Life today often feels like a science fiction movie, with current and emerging technologies empowering us to solve great challenges and create new opportunities to do things that weren’t previously possible. Autonomous driving, reusable rockets setting the stage for a new era in spaceflight, face-detecting systems to authorize payments or brain implants to bypass damage to the nervous system, are examples of what would pass for science fiction just a decade ago, and are laying the foundation for further innovations.
The technological space is bursting with new developments but few of them hit the mark. Over the past few years, there have been enormous technology advances in the power services industry – some that will have major impact for years to come, and the capacity to redefine operational excellence.
Disruptive technologies in the power industry
As in many other sectors, high-performance operation is one key driver for technology investments in the power generation services segment. Plant operators aim to increase safety, cut costs through predictive maintenance, reduce downtime, and enhance economic output. To help achieve these operational and business goals, a range of new tools, materials and insights are already expanding the limits of service capabilities that would have been inconceivable just a few years ago.
Advanced Manufacturing Works
Additive manufacturing is revolutionizing the way products and services perform, and the way they’re manufactured. It’s essentially 3D printing which can now produce geometries that before could only be drawn –such as heavy-duty gas turbine (HDGT) components with additional features and capabilities compared to traditional parts including cooling shrouds. 3D printers that create turbine engine parts can cut down on production time as well as develop lighter components. But the real beauty of this technology is that it also helps speeding up innovation by allowing engineers to test new configurations and ideas faster.
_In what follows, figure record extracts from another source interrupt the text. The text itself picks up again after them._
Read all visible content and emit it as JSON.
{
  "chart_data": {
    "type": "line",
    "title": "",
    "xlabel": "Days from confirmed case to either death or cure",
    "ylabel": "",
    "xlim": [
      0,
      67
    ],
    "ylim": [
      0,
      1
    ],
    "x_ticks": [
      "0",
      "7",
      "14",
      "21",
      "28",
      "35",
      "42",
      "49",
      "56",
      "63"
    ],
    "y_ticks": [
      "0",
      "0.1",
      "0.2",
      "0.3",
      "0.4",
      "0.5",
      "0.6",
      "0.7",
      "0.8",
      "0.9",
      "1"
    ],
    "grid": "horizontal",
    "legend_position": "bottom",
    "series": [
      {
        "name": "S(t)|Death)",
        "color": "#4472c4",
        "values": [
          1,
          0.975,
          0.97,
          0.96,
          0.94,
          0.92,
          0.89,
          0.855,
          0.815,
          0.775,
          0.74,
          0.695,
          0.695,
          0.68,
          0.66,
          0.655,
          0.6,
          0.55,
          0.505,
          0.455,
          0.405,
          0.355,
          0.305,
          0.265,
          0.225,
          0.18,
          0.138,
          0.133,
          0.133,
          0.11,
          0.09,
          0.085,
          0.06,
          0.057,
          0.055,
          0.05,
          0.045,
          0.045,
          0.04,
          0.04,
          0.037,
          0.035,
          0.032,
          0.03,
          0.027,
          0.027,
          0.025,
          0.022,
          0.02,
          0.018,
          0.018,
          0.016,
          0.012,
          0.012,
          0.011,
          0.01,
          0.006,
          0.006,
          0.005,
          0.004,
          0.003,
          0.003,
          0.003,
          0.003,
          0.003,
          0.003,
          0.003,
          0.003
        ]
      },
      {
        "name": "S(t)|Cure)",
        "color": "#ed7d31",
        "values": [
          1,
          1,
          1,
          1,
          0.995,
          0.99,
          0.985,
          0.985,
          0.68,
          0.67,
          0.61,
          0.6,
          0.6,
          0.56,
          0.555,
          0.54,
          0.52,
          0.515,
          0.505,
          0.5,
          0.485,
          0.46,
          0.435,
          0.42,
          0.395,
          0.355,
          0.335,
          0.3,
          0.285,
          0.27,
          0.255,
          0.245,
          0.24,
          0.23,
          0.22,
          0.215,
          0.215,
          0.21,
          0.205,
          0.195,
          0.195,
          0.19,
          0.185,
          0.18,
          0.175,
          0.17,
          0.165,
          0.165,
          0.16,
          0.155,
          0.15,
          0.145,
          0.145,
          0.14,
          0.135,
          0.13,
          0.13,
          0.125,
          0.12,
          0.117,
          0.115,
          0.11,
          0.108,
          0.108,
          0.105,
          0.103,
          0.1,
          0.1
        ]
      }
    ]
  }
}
In Europe, GE has already tested at a real plant gas turbine parts accumulating more than 11,000 operating hours, and the results have shown considerable benefits. The 3D printed parts incorporated new cooling features that drove performance improvements – total cooling air mass flow of a first stage vane was reduced up to 15%, which, depending on engine and operation mode, can lead to fuel savings of up to $3 million in costs annually.
In the collective mind, 3D printing is often pictured for very small and complex components, but GE has proven that manufacturing large parts for turbines is also possible. In fact, GE will introduce several new gas turbine upgrade solutions in 2018/19 that feature additive manufacturing technology.
Robotic inspection tools
Robotic technology can check for critical issues in various plant components with great precision, which translates to more cost-effective condition-based maintenance, while controlling risk. As an example, GE’s robotic inspection tools for generators can be deployed to help avoid the costs and time associated with removing the generator rotor, and can examine the iron core, radial wedging system, and retaining rings. The combination of this type of innovative technology with field services expertise makes these tools an ideal option to reduce maintenance costs as much as 60%, while increasing operational confidence between outages.
A less obvious use of robots in the power services arena are those that fly. Routine inspections at power plants can be slow, costly, and dangerous if not performed properly. Workers typically collect the data by hand and results can take weeks. Inspection drones can make this process more efficient. They can examine assets under dangerous conditions without interrupting operations. Drones can lower inspection costs by as much as 25%; that’s significant when considering that some power producers spend $100 million annually or more in maintenance.
GE is also investing in robotics, artificial intelligence and predictive analytics technologies to help to make sense of data sent from sensors located on flying and crawling drones. The data from hundreds of hours of video, images and measurements of key metrics ranging from temperature to metal corrosion, are processed through Predix – GE’s cloud platform for the industrial internet. This is helping GE customers move away from rigid inspection schedules, and into cost-effective operational and predictive maintenance decisions to help avoid costly forced outages and emergency repairs. At GE, drones are regularly used to check Heat Recovery Steam Generators (HRSGs), inlet filters and gas turbine exhausts.
And it’s just the beginning
The power industry is being disrupted- but in very beneficial ways with these service technology innovations, and yet we are still in the early stages of this segment. Additive manufacturing, drones, big data, AI and robotics are some of the key enabling technologies leading the way but innovations in this space will have impacts beyond manufacturing and service platforms, potentially changing entire business models. As we get smarter about new ways of applying these technologies, being able to tailor parts and repairs to specific customer needs becomes less of a fantasy and more of a reality.